İkisi de çok baba dergilerdi...
Colors ve Wired...
Bütün dergicilerin ölüp bittiği, hayranlıkla izlediği ve her yayınında insanı sarsan dergiler... Hem içeriğiyle hem tasarımıyla...
İşte onların art direktörüydü Mark Porter.
Daha sonra The Guardian gazetecisinin kreatif direktörü oldu. Ve The Guardian da onunla birlikte uçmaya başladı. Dünya çapında ünlü bir gazete oldu. Ha diyeceksiniz ki, tasarımıyla mı oldu? Mark Porter’ın dediği gibi, “Tasarım içerikten daha önemli değildir ama daha az önemli de değildir!”
2010’da kendisine ait dizayn şirketini kurdu, medyanın her alanında hizmet veriyor. Ödüllü bir tasarımcı ve eserleri Londra’daki Victoria & Albert Museum ve
The Design Museum’da sergileniyor. Buna karşılık son derece
alçakgönüllü, yaptığı işi sanat olarak tanımlayamayan biri...
Siz, kendi alanınızda bir efsanesiniz. Sizi bulmuşken kafamdakileri
tek tek sormak istiyorum. Hadi başlayalım. Kendinizi bir sanatçı
olarak tanımlıyor musunuz?
-Kesinlikle hayır! Tasarımın, sanatsal bir süreç olduğu düşünülür.
Böyle yaygın bir kanı var. Bence yanlış!
Gerçekten mi?
-Evet, tasarım sanat değil! Tasarım, bir şeyleri daha iyi yapmak
için değiştirmek, bir şeyleri çalışır hale getirmek. Ben neyim diye
düşündüğüm zaman, en güzel cevap şu: “Ben bir problem çözücüyüm!”
Müşterilerimin çoğunluğu medya şirketleri olduğu için de aynı
zamanda bir tür gazeteciyim.
Güzelmiş! Problem çözücü şahane! Eskiden, kâğıt üzerinde problem
çözüyordunuz, şimdi dijitalde mi?
-Valla, hâlâ her türlü problemi çözüyoruz!

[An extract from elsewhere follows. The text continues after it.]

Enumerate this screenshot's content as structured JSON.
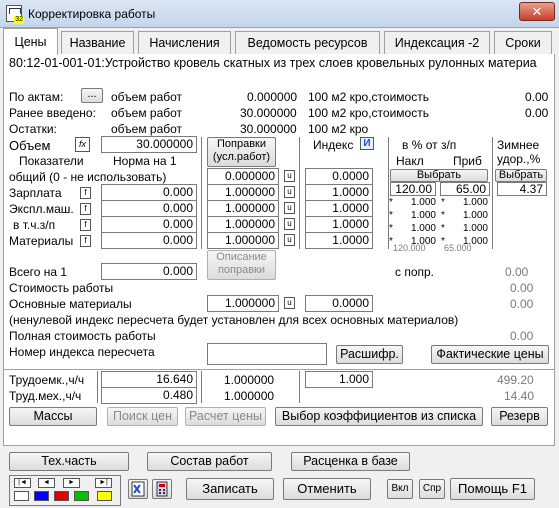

Başında olduğum tasarım
stüdyosu, basın projeleri yapıyor, dijital projeler yapıyor,
televizyon projeleri yapıyor. Medyayla ilgili aklınıza ne gelirse.
Bu yıl Londra, Kopenhag ve Paris’te gazeteler ve dergilerle, Oslo,
Barselona ve Roma’da web siteleriyle çalışıyoruz.